Гувернантка | страница 44
Перед св. Варварой огромная толпа: шляпы, накидки, платки, медные каски пожарников, трубы оркестра, звяканье тарелок, хоругви, фонари. В руках у приближающихся со стороны Польной женщин в ловичских[23] нарядах покачиваются венки из бумажных цветов, колосьев и лент. На ступенях перед костелом, под растянутыми между колонн гирляндами из еловых веток, взволнованные мальчики в матросских костюмчиках, каждый с горящей толстой свечой, оплетенной веточкой аспарагуса, вытягивают шеи в направлении Вспульной, не слушая замечаний викария Ожеховского. Встают на цыпочки, задирают голову, высматривают, нетерпеливо перешептываются!

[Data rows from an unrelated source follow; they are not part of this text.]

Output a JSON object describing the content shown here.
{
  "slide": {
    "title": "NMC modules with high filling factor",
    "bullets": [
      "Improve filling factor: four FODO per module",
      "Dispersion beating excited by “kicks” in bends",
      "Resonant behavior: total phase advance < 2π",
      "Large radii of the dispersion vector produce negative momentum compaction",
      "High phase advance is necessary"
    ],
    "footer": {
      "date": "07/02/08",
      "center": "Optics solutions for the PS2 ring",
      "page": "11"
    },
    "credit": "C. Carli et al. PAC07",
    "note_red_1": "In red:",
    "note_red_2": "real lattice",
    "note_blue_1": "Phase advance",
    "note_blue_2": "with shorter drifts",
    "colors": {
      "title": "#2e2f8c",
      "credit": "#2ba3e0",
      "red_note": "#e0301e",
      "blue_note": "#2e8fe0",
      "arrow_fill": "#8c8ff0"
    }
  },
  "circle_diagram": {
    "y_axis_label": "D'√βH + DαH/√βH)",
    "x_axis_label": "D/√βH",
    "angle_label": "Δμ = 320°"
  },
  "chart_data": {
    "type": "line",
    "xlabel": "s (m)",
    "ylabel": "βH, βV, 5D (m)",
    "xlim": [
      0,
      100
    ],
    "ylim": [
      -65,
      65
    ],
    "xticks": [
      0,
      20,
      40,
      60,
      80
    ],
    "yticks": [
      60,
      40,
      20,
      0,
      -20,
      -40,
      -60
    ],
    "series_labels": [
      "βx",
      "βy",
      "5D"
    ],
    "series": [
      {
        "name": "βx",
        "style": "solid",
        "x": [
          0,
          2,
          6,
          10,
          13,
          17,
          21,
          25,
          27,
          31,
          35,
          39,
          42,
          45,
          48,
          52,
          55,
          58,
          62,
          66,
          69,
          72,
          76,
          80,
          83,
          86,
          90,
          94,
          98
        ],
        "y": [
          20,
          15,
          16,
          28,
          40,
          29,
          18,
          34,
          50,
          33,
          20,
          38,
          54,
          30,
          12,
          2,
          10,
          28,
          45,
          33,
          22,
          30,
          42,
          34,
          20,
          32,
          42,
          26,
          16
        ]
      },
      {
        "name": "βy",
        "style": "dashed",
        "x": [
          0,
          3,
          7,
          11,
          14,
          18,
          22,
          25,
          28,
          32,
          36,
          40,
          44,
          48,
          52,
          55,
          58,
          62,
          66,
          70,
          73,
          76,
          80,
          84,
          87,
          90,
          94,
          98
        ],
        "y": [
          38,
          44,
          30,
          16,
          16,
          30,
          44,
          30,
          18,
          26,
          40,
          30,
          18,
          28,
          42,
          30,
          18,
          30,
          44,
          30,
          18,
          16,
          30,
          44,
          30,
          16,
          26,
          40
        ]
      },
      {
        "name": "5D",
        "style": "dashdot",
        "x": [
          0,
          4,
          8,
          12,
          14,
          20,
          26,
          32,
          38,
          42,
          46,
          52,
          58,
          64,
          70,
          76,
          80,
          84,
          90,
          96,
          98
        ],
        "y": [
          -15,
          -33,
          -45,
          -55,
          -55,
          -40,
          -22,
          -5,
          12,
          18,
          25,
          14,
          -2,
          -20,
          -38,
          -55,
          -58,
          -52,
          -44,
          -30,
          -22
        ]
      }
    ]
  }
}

Только около десяти в глубине улицы показалась колышущаяся далекая тень. Она медленно приближалась со стороны Вспульной. На мгновение ее заслонили деревья, потом из зеленоватого сумрака под липами — на белом заиграли зеленые тени — выплыла фигура, стоящая в белоснежной ладье, — высокая, в голубом плаще. В следующую минуту она утонула в тучах кадильного дыма, тень листвы замутила цвета, только жестяные звездочки на обруче вокруг склоненной головы статуи поблескивали, прорываясь сквозь серый туман, отраженным холодным светом, льющимся с неба. Зазвенели колокольчики в руках министрантов[24], накрахмаленные стихари расступились перед золотыми ризами, толпа с шуршаньем шагов по сырому гравию уступала дорогу белоснежной ладье, которая, предшествуемая облаком кадильного дыма, то выплывая на солнце, то исчезая в зеленой тени деревьев, по узкому проходу, расчищаемому пожарниками с хоругвью св. Флориана, неторопливо продвигалась к широко распахнутым воротам в ограде, окружающей площадь перед костелом. По обеим сторонам девочки в муслиновых платьях. Руки в нитяных перчатках. Лепестки роз, маков и ноготков, разбрасываемые горстями, рассыпались разноцветными вспышками по каменным плитам. Когда ладья приблизилась к воротам, грянули барабаны и тарелки.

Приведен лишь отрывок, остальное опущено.